FAQ - Domande frequenti

Il mio sito web è molto lento; da quale punto dovrei iniziare per ottimizzarlo?

Si consiglia di iniziare con una diagnosi. Utilizzate strumenti come PageSpeed Insights o GTmetrix per generare un rapporto dettagliato sulle prestazioni del sito; tali strumenti individueranno con precisione se il problema è dovuto ai tempi di risposta del server, alle dimensioni eccessive delle immagini o ad altri elementi che bloccano il processo di rendering. Di solito, abilitare un plugin di cache efficace (come WP Rocket o W3 Total Cache) e configurare un servizio CDN (Content Delivery Network) può produrre risultati immediati.

L’installazione di troppi plugin di ottimizzazione potrebbe effettivamente rallentare il funzionamento del sito web.

Certo. Questo è un errore comune: ogni plugin aggiunge codice PHP aggiuntivo, query al database e risorse front-end. L’approccio ideale è scegliere plugin con funzionalità complete, in modo da risolvere più problemi (caching, ottimizzazione del database, caricamento differito delle immagini, ecc.) con un unico strumento, invece di installare cinque o sei plugin con funzionalità diverse. Inoltre, è importante revisionare regolarmente i plugin installati e disattivare quelli non più necessari.

Come posso verificare se il database del mio sito web ha bisogno di essere pulito?

È possibile accedere a phpMyAdmin o utilizzare plugin come “WP-Optimize” per visualizzare i dati desiderati. I dati da prestare attenzione includono:wp_postsLe revisioni degli articoli presenti nella tabella…post_typePer ‘revisione’…wp_commentsI commenti inutili presenti nella tabella…wp_optionsI dati transitori scaduti presenti nella tabella…_transient_Prima di eseguire la pulizia, assicuratevi di creare un backup del database.

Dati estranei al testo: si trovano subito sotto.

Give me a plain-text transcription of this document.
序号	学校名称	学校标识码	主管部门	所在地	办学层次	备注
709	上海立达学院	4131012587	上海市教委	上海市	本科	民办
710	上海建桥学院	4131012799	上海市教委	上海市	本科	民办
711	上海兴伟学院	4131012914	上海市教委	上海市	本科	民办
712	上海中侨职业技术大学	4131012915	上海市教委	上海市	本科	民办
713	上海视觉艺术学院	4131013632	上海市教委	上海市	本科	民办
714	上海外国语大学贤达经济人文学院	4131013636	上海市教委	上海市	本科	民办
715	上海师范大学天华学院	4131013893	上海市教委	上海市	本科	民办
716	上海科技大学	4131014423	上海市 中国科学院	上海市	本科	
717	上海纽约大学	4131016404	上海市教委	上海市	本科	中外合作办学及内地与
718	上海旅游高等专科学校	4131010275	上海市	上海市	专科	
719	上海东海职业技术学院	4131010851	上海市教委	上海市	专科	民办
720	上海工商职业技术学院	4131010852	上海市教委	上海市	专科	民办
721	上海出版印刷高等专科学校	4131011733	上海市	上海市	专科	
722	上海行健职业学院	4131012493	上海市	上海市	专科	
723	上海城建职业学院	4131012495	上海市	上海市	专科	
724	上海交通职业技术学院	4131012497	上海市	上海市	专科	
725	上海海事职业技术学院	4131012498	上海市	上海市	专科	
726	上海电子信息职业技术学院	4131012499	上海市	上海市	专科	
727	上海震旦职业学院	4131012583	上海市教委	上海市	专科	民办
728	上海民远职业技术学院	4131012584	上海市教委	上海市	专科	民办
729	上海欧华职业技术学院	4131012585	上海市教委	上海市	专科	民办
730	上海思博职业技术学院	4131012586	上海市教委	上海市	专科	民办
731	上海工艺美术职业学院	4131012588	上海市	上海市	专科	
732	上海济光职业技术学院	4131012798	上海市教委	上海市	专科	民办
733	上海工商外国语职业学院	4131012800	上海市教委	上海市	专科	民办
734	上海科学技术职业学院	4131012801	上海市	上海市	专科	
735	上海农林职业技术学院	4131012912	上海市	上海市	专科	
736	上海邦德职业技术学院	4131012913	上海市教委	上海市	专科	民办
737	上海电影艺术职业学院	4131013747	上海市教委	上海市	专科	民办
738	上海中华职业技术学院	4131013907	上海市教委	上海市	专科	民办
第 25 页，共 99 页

Ho già apportato molte ottimizzazioni, ma i punteggi sulle versioni mobili rimangono bassi. Quali potrebbero essere le ragioni?

I requisiti di prestazioni per i dispositivi mobili sono più rigorosi; di solito i problemi riguardano gli “indicatori chiave del sito web”. È importante prestare attenzione al “Tempo di Disegno del Contenuto Massimo” (LCP), assicurandosi che l’immagine principale della prima pagina sia ottimizzata e caricata in modo prioritario; verificare il “Tempo di Risposta alla Prima Interazione” (FID), rimuovendo o ritardando l’esecuzione di codice JavaScript non essenziale; ottimizzare il “Disallineamento Cumulativo del Layout” (CLS), impostando attributi di dimensione chiari per immagini, video, annunci e altri elementi, per evitare che l’inserimento di contenuti dinamici influisca sul layout.